Powdered breast milk after being processed at BBy's facility. Photo courtesy of BBy.
The technology has been peer-reviewed for being able to yield safe powdered breast milk, and is being used in 20 hospitals in New York, New Jersey, and Connecticut. Langer's pitch was simple: BBy could turn donor milk into powder in its own facility, return it to the hospital, and reduce the institution's bottom line and nursing turnover. It can also increase patient care outcomes, which may ultimately increase a hospital's endowment.
"We found that we can save hospitals millions of dollars a month," says Langer.

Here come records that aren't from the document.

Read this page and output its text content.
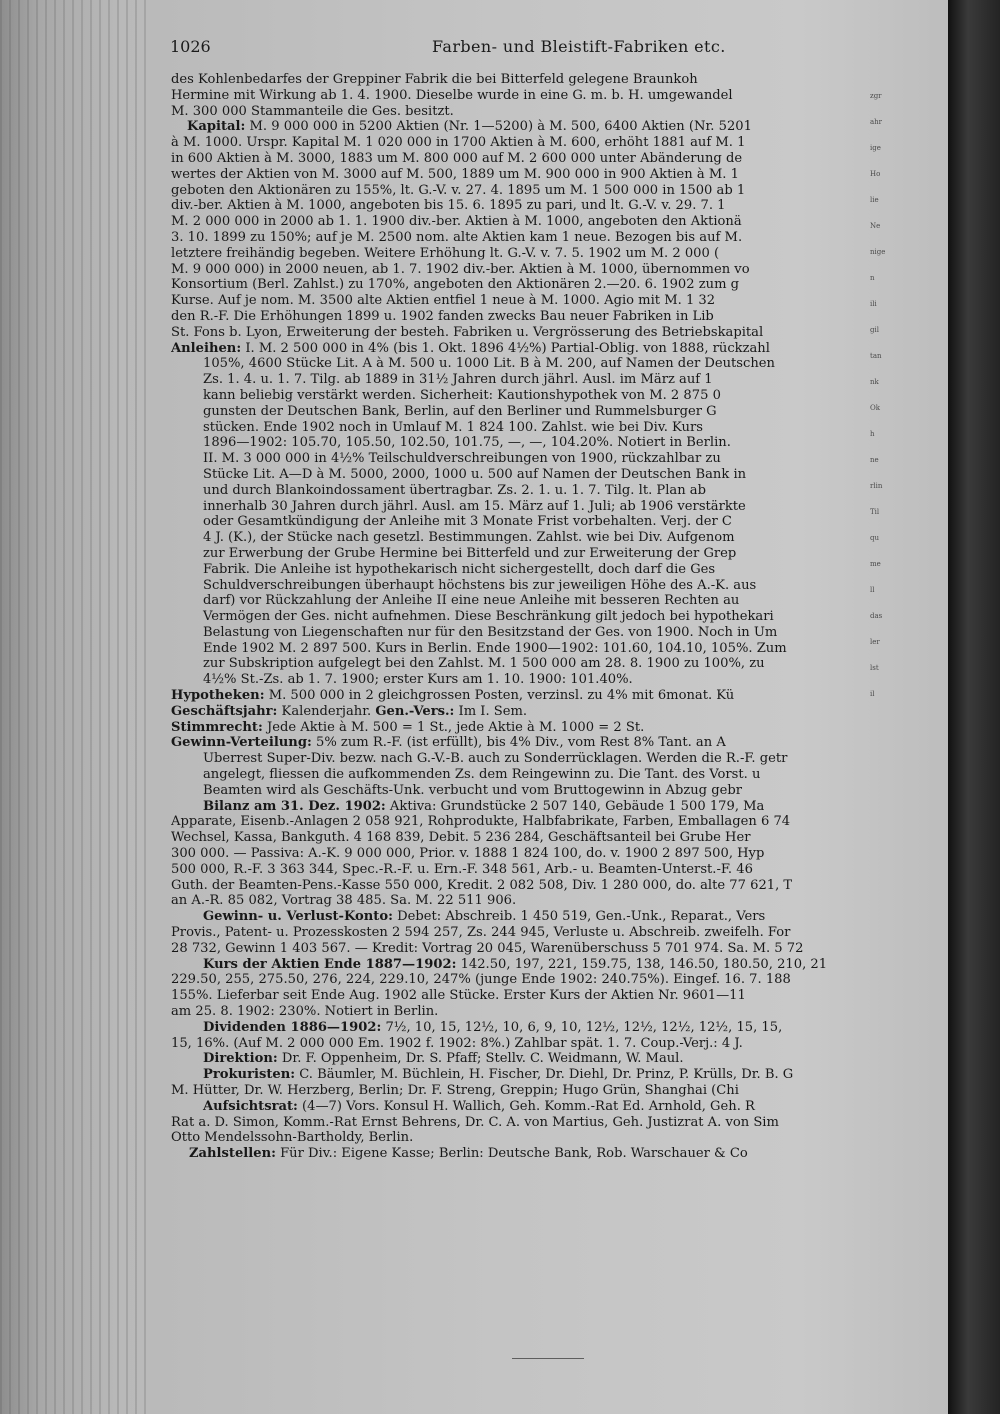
1026	Farben- und Bleistift-Fabriken etc.
des Kohlenbedarfes der Greppiner Fabrik die bei Bitterfeld gelegene Braunkoh
Hermine mit Wirkung ab 1. 4. 1900. Dieselbe wurde in eine G. m. b. H. umgewandel
M. 300 000 Stammanteile die Ges. besitzt.
Kapital: M. 9 000 000 in 5200 Aktien (Nr. 1—5200) à M. 500, 6400 Aktien (Nr. 5201
à M. 1000. Urspr. Kapital M. 1 020 000 in 1700 Aktien à M. 600, erhöht 1881 auf M. 1
in 600 Aktien à M. 3000, 1883 um M. 800 000 auf M. 2 600 000 unter Abänderung de
wertes der Aktien von M. 3000 auf M. 500, 1889 um M. 900 000 in 900 Aktien à M. 1
geboten den Aktionären zu 155%, lt. G.-V. v. 27. 4. 1895 um M. 1 500 000 in 1500 ab 1
div.-ber. Aktien à M. 1000, angeboten bis 15. 6. 1895 zu pari, und lt. G.-V. v. 29. 7. 1
M. 2 000 000 in 2000 ab 1. 1. 1900 div.-ber. Aktien à M. 1000, angeboten den Aktionä
3. 10. 1899 zu 150%; auf je M. 2500 nom. alte Aktien kam 1 neue. Bezogen bis auf M.
letztere freihändig begeben. Weitere Erhöhung lt. G.-V. v. 7. 5. 1902 um M. 2 000 (
M. 9 000 000) in 2000 neuen, ab 1. 7. 1902 div.-ber. Aktien à M. 1000, übernommen vo
Konsortium (Berl. Zahlst.) zu 170%, angeboten den Aktionären 2.—20. 6. 1902 zum g
Kurse. Auf je nom. M. 3500 alte Aktien entfiel 1 neue à M. 1000. Agio mit M. 1 32
den R.-F. Die Erhöhungen 1899 u. 1902 fanden zwecks Bau neuer Fabriken in Lib
St. Fons b. Lyon, Erweiterung der besteh. Fabriken u. Vergrösserung des Betriebskapital
Anleihen: I. M. 2 500 000 in 4% (bis 1. Okt. 1896 4½%) Partial-Oblig. von 1888, rückzahl
105%, 4600 Stücke Lit. A à M. 500 u. 1000 Lit. B à M. 200, auf Namen der Deutschen
Zs. 1. 4. u. 1. 7. Tilg. ab 1889 in 31½ Jahren durch jährl. Ausl. im März auf 1
kann beliebig verstärkt werden. Sicherheit: Kautionshypothek von M. 2 875 0
gunsten der Deutschen Bank, Berlin, auf den Berliner und Rummelsburger G
stücken. Ende 1902 noch in Umlauf M. 1 824 100. Zahlst. wie bei Div. Kurs
1896—1902: 105.70, 105.50, 102.50, 101.75, —, —, 104.20%. Notiert in Berlin.
II. M. 3 000 000 in 4½% Teilschuldverschreibungen von 1900, rückzahlbar zu
Stücke Lit. A—D à M. 5000, 2000, 1000 u. 500 auf Namen der Deutschen Bank in
und durch Blankoindossament übertragbar. Zs. 2. 1. u. 1. 7. Tilg. lt. Plan ab
innerhalb 30 Jahren durch jährl. Ausl. am 15. März auf 1. Juli; ab 1906 verstärkte
oder Gesamtkündigung der Anleihe mit 3 Monate Frist vorbehalten. Verj. der C
4 J. (K.), der Stücke nach gesetzl. Bestimmungen. Zahlst. wie bei Div. Aufgenom
zur Erwerbung der Grube Hermine bei Bitterfeld und zur Erweiterung der Grep
Fabrik. Die Anleihe ist hypothekarisch nicht sichergestellt, doch darf die Ges
Schuldverschreibungen überhaupt höchstens bis zur jeweiligen Höhe des A.-K. aus
darf) vor Rückzahlung der Anleihe II eine neue Anleihe mit besseren Rechten au
Vermögen der Ges. nicht aufnehmen. Diese Beschränkung gilt jedoch bei hypothekari
Belastung von Liegenschaften nur für den Besitzstand der Ges. von 1900. Noch in Um
Ende 1902 M. 2 897 500. Kurs in Berlin. Ende 1900—1902: 101.60, 104.10, 105%. Zum
zur Subskription aufgelegt bei den Zahlst. M. 1 500 000 am 28. 8. 1900 zu 100%, zu
4½% St.-Zs. ab 1. 7. 1900; erster Kurs am 1. 10. 1900: 101.40%.
Hypotheken: M. 500 000 in 2 gleichgrossen Posten, verzinsl. zu 4% mit 6monat. Kü
Geschäftsjahr: Kalenderjahr. Gen.-Vers.: Im I. Sem.
Stimmrecht: Jede Aktie à M. 500 = 1 St., jede Aktie à M. 1000 = 2 St.
Gewinn-Verteilung: 5% zum R.-F. (ist erfüllt), bis 4% Div., vom Rest 8% Tant. an A
Überrest Super-Div. bezw. nach G.-V.-B. auch zu Sonderrücklagen. Werden die R.-F. getr
angelegt, fliessen die aufkommenden Zs. dem Reingewinn zu. Die Tant. des Vorst. u
Beamten wird als Geschäfts-Unk. verbucht und vom Bruttogewinn in Abzug gebr
Bilanz am 31. Dez. 1902: Aktiva: Grundstücke 2 507 140, Gebäude 1 500 179, Ma
Apparate, Eisenb.-Anlagen 2 058 921, Rohprodukte, Halbfabrikate, Farben, Emballagen 6 74
Wechsel, Kassa, Bankguth. 4 168 839, Debit. 5 236 284, Geschäftsanteil bei Grube Her
300 000. — Passiva: A.-K. 9 000 000, Prior. v. 1888 1 824 100, do. v. 1900 2 897 500, Hyp
500 000, R.-F. 3 363 344, Spec.-R.-F. u. Ern.-F. 348 561, Arb.- u. Beamten-Unterst.-F. 46
Guth. der Beamten-Pens.-Kasse 550 000, Kredit. 2 082 508, Div. 1 280 000, do. alte 77 621, T
an A.-R. 85 082, Vortrag 38 485. Sa. M. 22 511 906.
Gewinn- u. Verlust-Konto: Debet: Abschreib. 1 450 519, Gen.-Unk., Reparat., Vers
Provis., Patent- u. Prozesskosten 2 594 257, Zs. 244 945, Verluste u. Abschreib. zweifelh. For
28 732, Gewinn 1 403 567. — Kredit: Vortrag 20 045, Warenüberschuss 5 701 974. Sa. M. 5 72
Kurs der Aktien Ende 1887—1902: 142.50, 197, 221, 159.75, 138, 146.50, 180.50, 210, 21
229.50, 255, 275.50, 276, 224, 229.10, 247% (junge Ende 1902: 240.75%). Eingef. 16. 7. 188
155%. Lieferbar seit Ende Aug. 1902 alle Stücke. Erster Kurs der Aktien Nr. 9601—11
am 25. 8. 1902: 230%. Notiert in Berlin.
Dividenden 1886—1902: 7½, 10, 15, 12½, 10, 6, 9, 10, 12½, 12½, 12½, 12½, 15, 15,
15, 16%. (Auf M. 2 000 000 Em. 1902 f. 1902: 8%.) Zahlbar spät. 1. 7. Coup.-Verj.: 4 J.
Direktion: Dr. F. Oppenheim, Dr. S. Pfaff; Stellv. C. Weidmann, W. Maul.
Prokuristen: C. Bäumler, M. Büchlein, H. Fischer, Dr. Diehl, Dr. Prinz, P. Krülls, Dr. B. G
M. Hütter, Dr. W. Herzberg, Berlin; Dr. F. Streng, Greppin; Hugo Grün, Shanghai (Chi
Aufsichtsrat: (4—7) Vors. Konsul H. Wallich, Geh. Komm.-Rat Ed. Arnhold, Geh. R
Rat a. D. Simon, Komm.-Rat Ernst Behrens, Dr. C. A. von Martius, Geh. Justizrat A. von Sim
Otto Mendelssohn-Bartholdy, Berlin.
Zahlstellen: Für Div.: Eigene Kasse; Berlin: Deutsche Bank, Rob. Warschauer & Co
zgr
ahr
ige
Ho
lie
Ne
nige
n
ili
gil
tan
nk
Ok
h
ne
rlin
Til
qu
me
ll
das
ler
lst
il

And that calculation makes for more than just a good tag line it's the basis for the startup's business model.
BBy charges hospitals based on the savings its products will provide. It first estimates savings using hospital head counts Langer learned that the number of nursing employees at a facility usually dictates how much milk they'll run through in a month.
It then negotiates with hospitals to get paid 10% of the total projected savings. If BBy can save a hospital $4m, it aims to get $400k back in its contract.
The company, which was accepted to Y Combinator's Winter 2022 cohort, has plans to expand to New England, the Bay Area, and Texas. BBy aims to create new milk condensing centers in the cities it expands to, in close proximity to major hospitals.
"For any hospital-based product, if you get the big players involved, then it trickles down," Langer says. "We're just focused on getting right to the sources and getting where we want to be."